Yesterday Zorn Leung conjectured that if a plane curve has curvature ${k\geq c>0}$, then it is contained in a circle (of some radius). I will give an example to show that this is actually false. ${\underset{\bigtriangledown}{\underline{ \ }{ \ \ }\underline{ \ }}}$

The example is the following curve:

$\displaystyle \alpha(t)= (t+2\cos t, 2\sin t).$

This curve is called the prolate cycloid (I’ve just learned this name today). Geometrically it is the path traced out by a fixed point at a radius ${b>a}$ (here ${b=2, a=1}$) , where ${a}$ is the radius of a rolling circle (the animation is not of the same scale as my example because I am too lazy to make the animation myself, I just download it from the net):

It is easy to calculate that

$\displaystyle k=\frac{\det(\alpha', \alpha'')}{|\alpha'|^3}= \frac{4-2\sin t}{ ( 5-4 \sin t)^{3/2}},$

noting that ${|\alpha'|^2=5-4\sin t\geq 1.}$

It is not necessary to calculate exactly the minimum value of ${k(t)}$, just observe that ${k(t)}$ is periodic and that ${k>0}$ for all ${t}$, this implies ${k\geq c>0}$ for some constant ${c}$.

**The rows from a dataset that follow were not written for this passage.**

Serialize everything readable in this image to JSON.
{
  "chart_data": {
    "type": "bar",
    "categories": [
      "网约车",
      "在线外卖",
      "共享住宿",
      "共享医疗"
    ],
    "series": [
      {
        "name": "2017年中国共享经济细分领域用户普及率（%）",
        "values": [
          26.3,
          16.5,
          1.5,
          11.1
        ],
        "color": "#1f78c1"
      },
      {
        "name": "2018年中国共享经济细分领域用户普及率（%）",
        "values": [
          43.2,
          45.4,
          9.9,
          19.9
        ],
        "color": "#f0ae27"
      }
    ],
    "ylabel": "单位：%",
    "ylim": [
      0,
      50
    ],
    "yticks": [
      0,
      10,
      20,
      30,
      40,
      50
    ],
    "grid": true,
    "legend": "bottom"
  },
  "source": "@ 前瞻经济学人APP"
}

But it is easy to see that ${\alpha}$ is unbounded, and in particular it cannot be contained in any circle, no matter how large we choose the radius.

Remark 1 The conjecture should be true if the curve is simple closed and the radius of the circle can be chosen to be ${1/\min_\alpha{k}}$. I haven’t written down the full details of the proof, though. I think it would be a nice exercise for the geometry students ☺

This entry was posted in Geometry. Bookmark the permalink.

### 3 Responses to An unbounded curve with a positive lower bound for curvature

1. Anonymous says:

If the curve is closed, then it is compact. Therefore, we do not need the curvature condition. Perhaps, the interesting case is that the curve is simple (no self-intersection) and has a positive lower bound of curvature. It should be a consequence of Fundamental Theorem of DG.

2. KKK says:

Of course a closed curve must be contained in a large circle, since it’s compact as you described (and in the remark I’ve actually forgotten to state that it is simple), the emphasis is that the radius can be $1/\min _\alpha k$. It would be nice if someone (perhaps… you?) can post a proof of it here.
And by the way, forgive my ignorance, what is the fundamental theorem of differential geometry?

3. Hon Leung says:

The curvature function determines a plane curve up to rigid motion.